Record-high home prices and rising mortgage interest rates are putting downward pressure on the housing market as the total number of applications for new mortgages fell 6.3% last week.

In the Mortgage Bankers Association’s (MBA) seasonally adjusted mortgage index released on Wednesday, applications for mortgages dropped owing to rising rates and high home prices.

Applications to refinance a mortgage, considered the most sensitive to interest-rate changes, fell 7%. This week’s number is 22% lower than the same time last year.

The U.S. housing market has been saddled with a supply-and-demand dilemma since the start of the COVID-19 pandemic with too little inventory available to meet a ravenous demand.

The pandemic has exacerbated much of this situation, though it is not completely responsible. As the virus spread across the world, it resulted in factory shutdowns as well as closures at shipping yards and other nodes in the global supply chain. This has pushed the price for building material upward, contributing to higher home prices and slower building rates.

The labor shortage is also in play. Construction firms are grappling with vacancies that they have proven incapable of filling sufficiently, a trend that was emerging even before the pandemic began in force.

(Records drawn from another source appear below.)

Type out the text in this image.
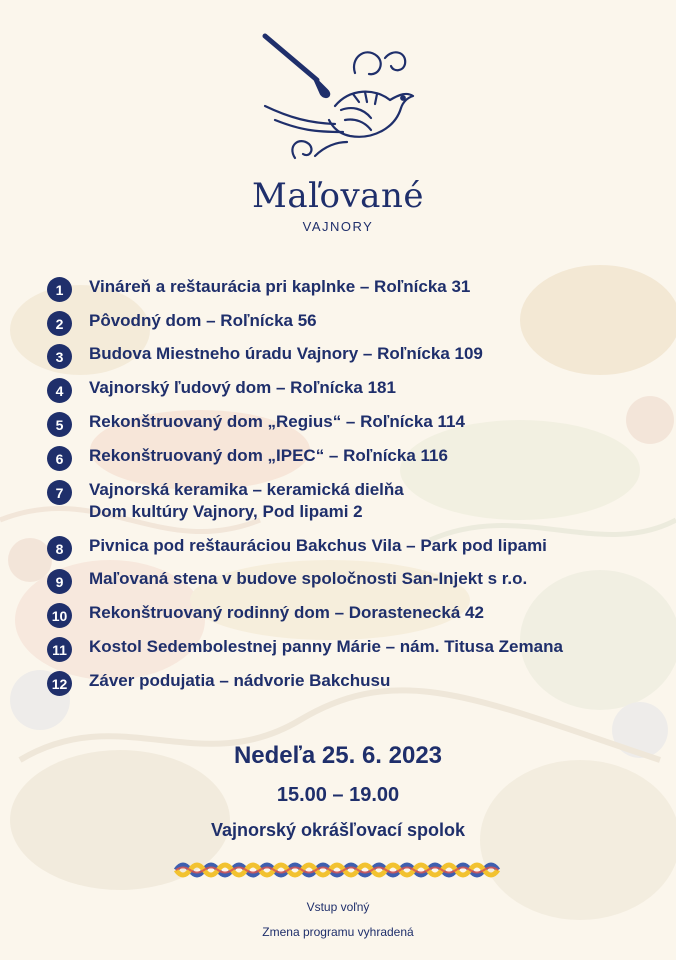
Maľované
VAJNORY
1	Vináreň a reštaurácia pri kaplnke – Roľnícka 31
2	Pôvodný dom – Roľnícka 56
3	Budova Miestneho úradu Vajnory – Roľnícka 109
4	Vajnorský ľudový dom – Roľnícka 181
5	Rekonštruovaný dom „Regius“ – Roľnícka 114
6	Rekonštruovaný dom „IPEC“ – Roľnícka 116
7	Vajnorská keramika – keramická dielňa
Dom kultúry Vajnory, Pod lipami 2
8	Pivnica pod reštauráciou Bakchus Vila – Park pod lipami
9	Maľovaná stena v budove spoločnosti San-Injekt s r.o.
10 Rekonštruovaný rodinný dom – Dorastenecká 42
11 Kostol Sedembolestnej panny Márie – nám. Titusa Zemana
12 Záver podujatia – nádvorie Bakchusu
Nedeľa 25. 6. 2023
15.00 – 19.00
Vajnorský okrášľovací spolok
Vstup voľný
Zmena programu vyhradená
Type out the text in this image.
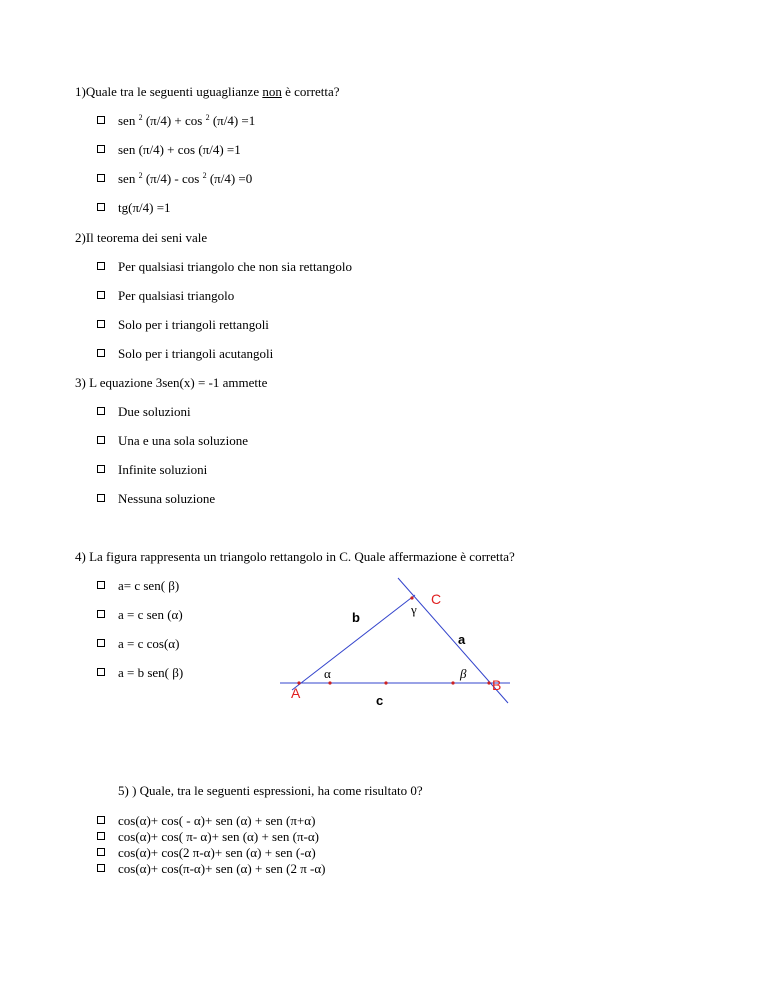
1)Quale tra le seguenti uguaglianze non è corretta?
sen $^2$ (π/4) + cos $^2$ (π/4) =1
sen (π/4) + cos (π/4) =1
sen $^2$ (π/4) - cos $^2$ (π/4) =0
tg(π/4) =1
2)Il teorema dei seni vale
Per qualsiasi triangolo che non sia rettangolo
Per qualsiasi triangolo
Solo per i triangoli rettangoli
Solo per i triangoli acutangoli
3) L equazione 3sen(x) = -1 ammette
Due soluzioni
Una e una sola soluzione
Infinite soluzioni
Nessuna soluzione
4) La figura rappresenta un triangolo rettangolo in C. Quale affermazione è corretta?
a= c sen( β)
a = c sen (α)
a = c cos(α)
a = b sen( β)
C
γ
b
a
α	β
A	B
c
5) ) Quale, tra le seguenti espressioni, ha come risultato 0?
cos(α)+ cos( - α)+ sen (α) + sen (π+α)
cos(α)+ cos( π- α)+ sen (α) + sen (π-α)
cos(α)+ cos(2 π-α)+ sen (α) + sen (-α)
cos(α)+ cos(π-α)+ sen (α) + sen (2 π -α)
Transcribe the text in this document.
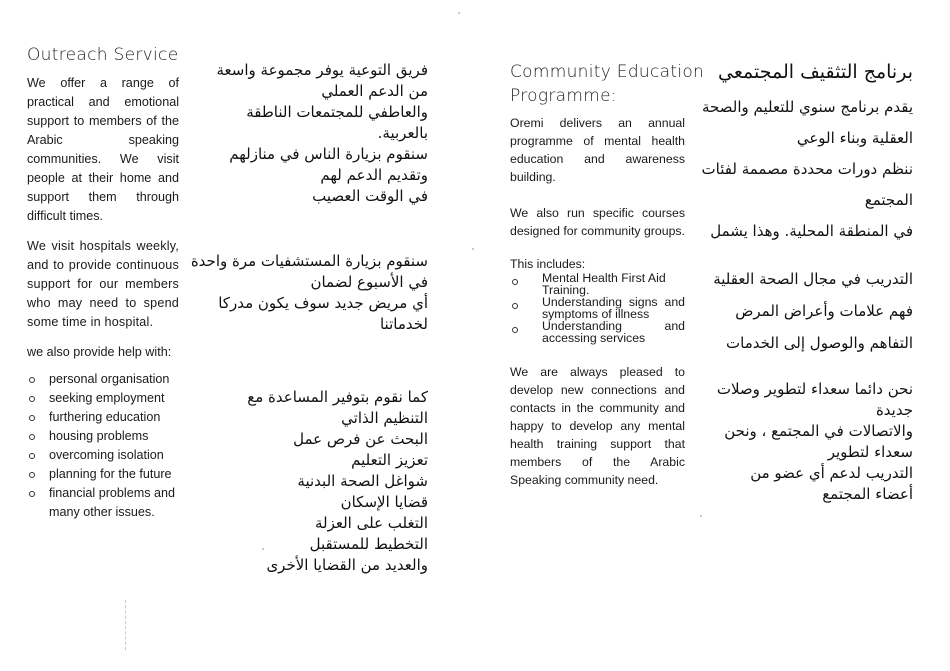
Outreach Service

We offer a range of practical and emotional support to members of the Arabic speaking communities. We visit people at their home and support them through difficult times.

We visit hospitals weekly, and to provide continuous support for our members who may need to spend some time in hospital.

we also provide help with:

personal organisation
seeking employment
furthering education
housing problems
overcoming isolation
planning for the future
financial problems and many other issues.

فريق التوعية يوفر مجموعة واسعة

من الدعم العملي

والعاطفي للمجتمعات الناطقة

بالعربية.

سنقوم بزيارة الناس في منازلهم

وتقديم الدعم لهم

في الوقت العصيب

سنقوم بزيارة المستشفيات مرة واحدة

في الأسبوع لضمان

أي مريض جديد سوف يكون مدركا

لخدماتنا

كما نقوم بتوفير المساعدة مع

التنظيم الذاتي

البحث عن فرص عمل

تعزيز التعليم

شواغل الصحة البدنية

قضايا الإسكان

التغلب على العزلة

التخطيط للمستقبل

والعديد من القضايا الأخرى

Community Education
Programme:

Oremi delivers an annual programme of mental health education and awareness building.

We also run specific courses designed for community groups.

This includes:

Mental Health First Aid Training.
Understanding signs and symptoms of illness
Understanding and accessing services

We are always pleased to develop new connections and contacts in the community and happy to develop any mental health training support that members of the Arabic Speaking community need.

برنامج التثقيف المجتمعي

يقدم برنامج سنوي للتعليم والصحة

العقلية وبناء الوعي

ننظم دورات محددة مصممة لفئات

المجتمع

في المنطقة المحلية. وهذا يشمل

التدريب في مجال الصحة العقلية

فهم علامات وأعراض المرض

التفاهم والوصول إلى الخدمات

نحن دائما سعداء لتطوير وصلات

جديدة

والاتصالات في المجتمع ، ونحن

سعداء لتطوير

التدريب لدعم أي عضو من

أعضاء المجتمع
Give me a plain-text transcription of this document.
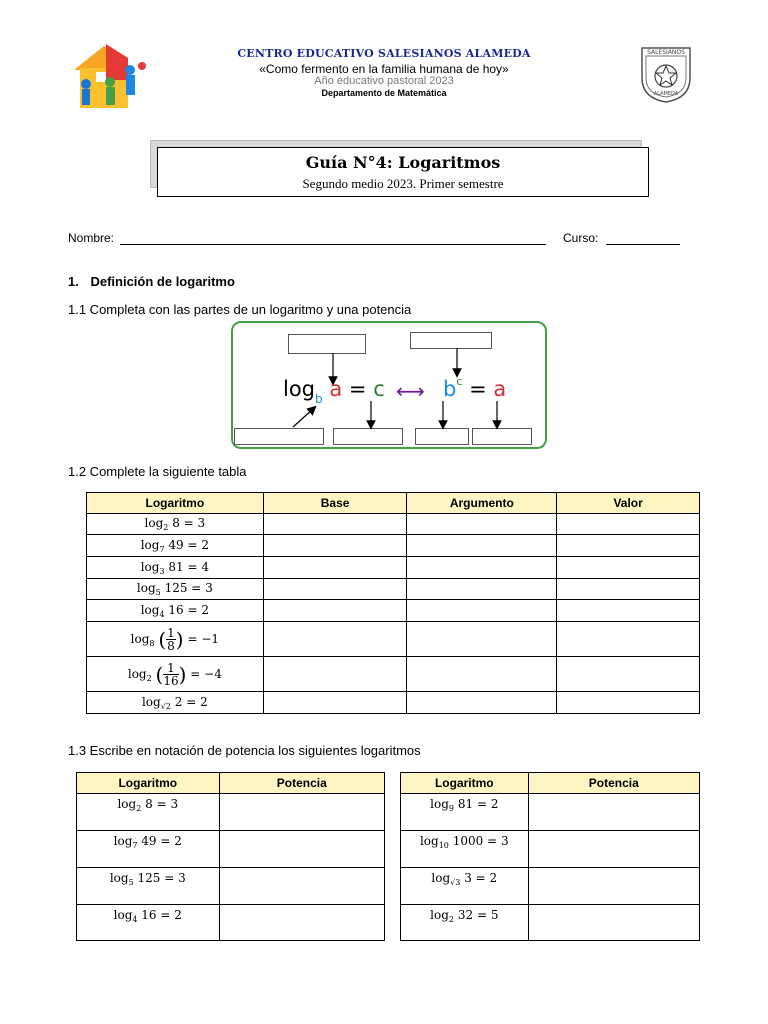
CENTRO EDUCATIVO SALESIANOS ALAMEDA
«Como fermento en la familia humana de hoy»
Año educativo pastoral 2023
Departamento de Matemática
SALESIANOS
ALAMEDA
Guía N°4: Logaritmos
Segundo medio 2023. Primer semestre
Nombre:	Curso:
1. Definición de logaritmo
1.1 Completa con las partes de un logaritmo y una potencia
$\log_b a = c$ ⟷ $b^c = a$
1.2 Complete la siguiente tabla
Logaritmo	Base	Argumento	Valor
$\log_2 8 = 3$			
$\log_7 49 = 2$			
$\log_3 81 = 4$			
$\log_5 125 = 3$			
$\log_4 16 = 2$			
$\log_8$ ( $\frac{1}{8}$ ) = −1			
$\log_2$ ( $\frac{1}{16}$ ) = −4			
$\log_{√2} 2 = 2$			
1.3 Escribe en notación de potencia los siguientes logaritmos
Logaritmo	Potencia
$\log_2 8 = 3$	
$\log_7 49 = 2$	
$\log_5 125 = 3$	
$\log_4 16 = 2$	
Logaritmo	Potencia
$\log_9 81 = 2$	
$\log_{10} 1000 = 3$	
$\log_{√3} 3 = 2$	
$\log_2 32 = 5$	
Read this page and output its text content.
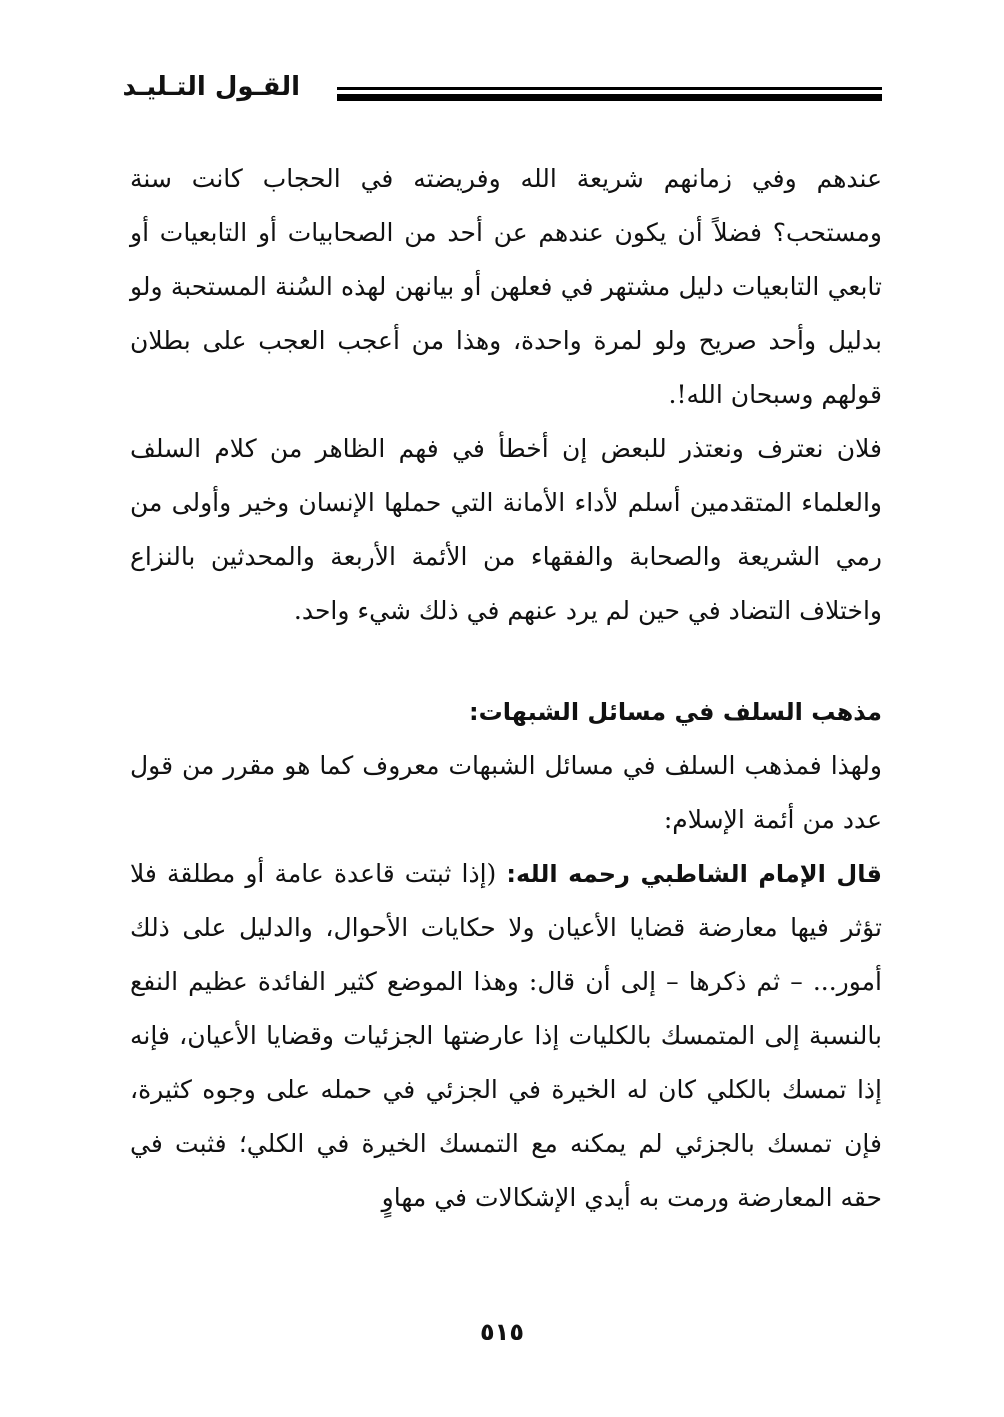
القـول التـليـد

عندهم وفي زمانهم شريعة الله وفريضته في الحجاب كانت سنة ومستحب؟ فضلاً أن يكون عندهم عن أحد من الصحابيات أو التابعيات أو تابعي التابعيات دليل مشتهر في فعلهن أو بيانهن لهذه السُنة المستحبة ولو بدليل وأحد صريح ولو لمرة واحدة، وهذا من أعجب العجب على بطلان قولهم وسبحان الله!.

فلان نعترف ونعتذر للبعض إن أخطأ في فهم الظاهر من كلام السلف والعلماء المتقدمين أسلم لأداء الأمانة التي حملها الإنسان وخير وأولى من رمي الشريعة والصحابة والفقهاء من الأئمة الأربعة والمحدثين بالنزاع واختلاف التضاد في حين لم يرد عنهم في ذلك شيء واحد.

مذهب السلف في مسائل الشبهات:

ولهذا فمذهب السلف في مسائل الشبهات معروف كما هو مقرر من قول عدد من أئمة الإسلام:

قال الإمام الشاطبي رحمه الله: (إذا ثبتت قاعدة عامة أو مطلقة فلا تؤثر فيها معارضة قضايا الأعيان ولا حكايات الأحوال، والدليل على ذلك أمور... – ثم ذكرها – إلى أن قال: وهذا الموضع كثير الفائدة عظيم النفع بالنسبة إلى المتمسك بالكليات إذا عارضتها الجزئيات وقضايا الأعيان، فإنه إذا تمسك بالكلي كان له الخيرة في الجزئي في حمله على وجوه كثيرة، فإن تمسك بالجزئي لم يمكنه مع التمسك الخيرة في الكلي؛ فثبت في حقه المعارضة ورمت به أيدي الإشكالات في مهاوٍ

٥١٥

This is another factor that has resulted in higher home prices.

Sentiment in the homebuilding market is currently optimistic because homes are selling for higher values, but this is riddled with caveats. For any glee over housing prices, there are also enduring concerns about whether the lack of affordable housing will ease any time soon as many first-time buyers put off purchases.

Further changes in interest rates are also looming over the horizon as the Federal Reserve is set to meet on Nov. 2. The Fed has been signaling that it is ready to cut back on its monthly multibillion-dollar asset purchasing program to curb inflation, but it has discouraged the idea that it will be raising interest rates by the end of 2021.